Évidemment, toute la question consistera à mettre en place l'organisation adéquate pour conquérir les marchés. Il y a le tourisme de niche, par exemple le tourisme d'affaires. Nous avons également travaillé à une série d'autres mesures avec Laurent Fabius et Christian Mantei pour améliorer la visibilité et l'image de nos destinations. Nous avons des marges de progression à accomplir dans ce domaine, de sorte qu'une campagne de communication centrée sur le comportement des Français à l'égard des touristes sera déclinée spécifiquement pour la population ultramarine. Il sera en outre important d'améliorer les dessertes aériennes directes en provenance de l'étranger.

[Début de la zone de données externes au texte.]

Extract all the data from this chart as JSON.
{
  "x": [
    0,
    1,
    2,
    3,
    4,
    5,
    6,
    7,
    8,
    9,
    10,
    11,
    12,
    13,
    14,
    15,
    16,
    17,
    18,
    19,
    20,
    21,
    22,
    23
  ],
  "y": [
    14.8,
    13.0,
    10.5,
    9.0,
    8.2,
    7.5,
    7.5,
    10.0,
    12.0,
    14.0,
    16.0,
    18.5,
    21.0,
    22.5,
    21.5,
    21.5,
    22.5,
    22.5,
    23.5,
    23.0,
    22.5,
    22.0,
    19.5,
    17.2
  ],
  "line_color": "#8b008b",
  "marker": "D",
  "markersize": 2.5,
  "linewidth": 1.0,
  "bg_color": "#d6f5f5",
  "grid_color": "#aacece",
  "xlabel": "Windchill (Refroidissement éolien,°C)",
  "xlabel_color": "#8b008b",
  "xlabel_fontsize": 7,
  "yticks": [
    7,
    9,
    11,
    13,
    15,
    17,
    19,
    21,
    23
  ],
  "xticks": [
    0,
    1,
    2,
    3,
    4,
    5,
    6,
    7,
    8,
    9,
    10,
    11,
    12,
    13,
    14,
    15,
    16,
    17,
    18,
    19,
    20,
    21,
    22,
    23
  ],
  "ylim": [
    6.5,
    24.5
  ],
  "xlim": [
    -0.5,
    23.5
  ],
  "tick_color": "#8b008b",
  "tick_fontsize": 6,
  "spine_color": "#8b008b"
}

Nous devons aussi développer le numérique grâce à des portails internet de qualité et une action sur les moteurs de recherche. De même, nous devons encourager l'effort de formation des personnels de tourisme pour parvenir à l'excellence en matière d'accueil, y compris dans la pratique des langues étrangères. Enfin il faut attirer de nouvelles clientèles en provenance d'Europe et du reste du monde.

Nous sommes conscients que les stratégies touristiques sont principalement le fait des collectivités territoriales. Toutefois, nous avons le sentiment qu'avec une meilleure coordination nous obtiendrions de meilleurs résultats. Atout France, opérateur de l'État, développera son rôle de cluster tourisme dans les outre-mer. Si ce cluster connaît mieux l'activité et joue un rôle opérationnel et stratégique dans les outre-mer, il constituera un support essentiel pour notre tourisme. Nous comptons beaucoup sur son action. Nous avons également le besoin d'améliorer la connaissance statistique des données touristiques, en expérimentant une exploitation des données des compagnies aériennes et des voyagistes en quasi temps réel pour avoir une meilleure réactivité.

Je ne reviens pas sur la stratégie de restructuration du secteur hôtelier et, notamment, de la grande hôtellerie. Cette année encore, nous avons introduit dans la loi de finances des dispositions d'aide à la rénovation du parc immobilier.

Enfin, la déclinaison aux outre-mer des actions financées par le nouveau Fonds d'investissement tourisme, sur lequel travaille la Caisse des dépôts et des consignations, est aussi un élément pouvant épauler significativement les entreprises ultramarines. Le Gouvernement est prêt, avec les outils dont il dispose, à faire partie de cette stratégie de développement du tourisme en outre-mer. Je ne doute pas que nous pourrons y travailler ensemble de manière tout à fait profitable. Au ministère, nous serons heureux d'apporter notre contribution à cette tâche essentielle.